A Simple Quantum Blockmodeling with Qubits and Permutations
Ammar Daskin
TL;DR
The paper reframes blockmodeling as a quantum optimization problem in which a sequence of row/column permutations $P_{ab}$ acts on a data-encoded quantum state to maximize overlap with a cluster state. It formalizes qubit-encoding of the data matrix, defines a fitness measure from measurements of a small qubit group, and analyzes both classical and quantum implementations of the permutation-based search, including a superposition of permutations. A concrete Barbell-graph example demonstrates the approach and shows how restricted, targeted permutations can accelerate convergence, while highlighting trade-offs between search space and performance. The work proposes measurement-guided optimization, potential speedups via state tomography and amplitude amplification, and outlines avenues for extending to classification, other problems, and applications in image-related tasks. Overall, it provides a foundational framework for quantum-assisted blockmodeling with explicit complexity considerations and a concrete numerical demonstration.
Abstract
Blockmodeling of a given problem represented by an $N\times N$ adjacency matrix can be found by swapping rows and columns of the matrix (i.e. multiplying matrix from left and right by a permutation matrix).

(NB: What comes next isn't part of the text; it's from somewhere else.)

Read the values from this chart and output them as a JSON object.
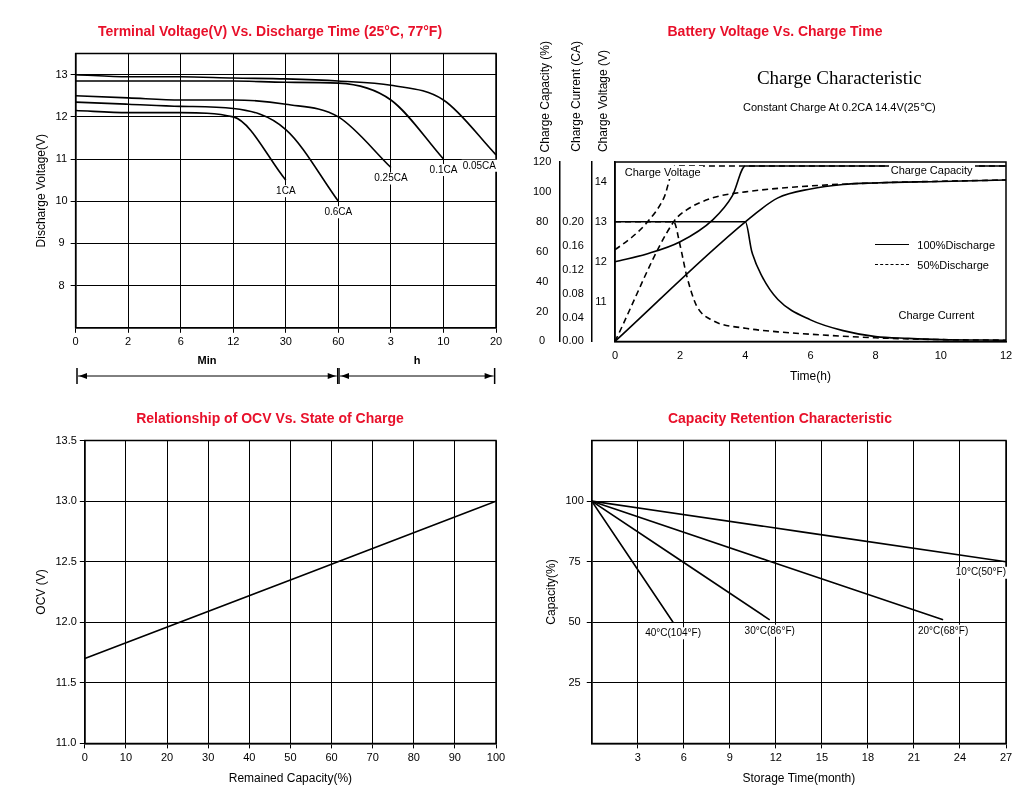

Although classical matrix permutations can be efficiently done by swapping pointers for the permuted rows (or columns) of the matrix, by changing row-column order, a permutation changes the location of the matrix elements, which determines the membership of a group in the matrix based blockmodeling. Therefore, a brute force initial estimation of a fitness value for a candidate solution involving counting the memberships of the elements may require going through all the sum of the rows (or the columns). Similarly permutations can be also implemented efficiently on quantum computers, e.g. a NOT gate on a qubit. In this paper, using permutation matrices and qubit measurements, we show how to solve blockmodeling on quantum computers. In the model, the measurement outcomes of a small group of qubits are mapped to indicate the fitness value. However, if the number of qubits in the considered group is much less than $n=log(N)$, it is possible to find or update the fitness value based on the state tomography in $O(poly(log(N)))$. Therefore, when the number of iterations is less than $log(N)$ time and the size of the considered qubit group is small, we show that it may be possible to reach the solution very efficiently.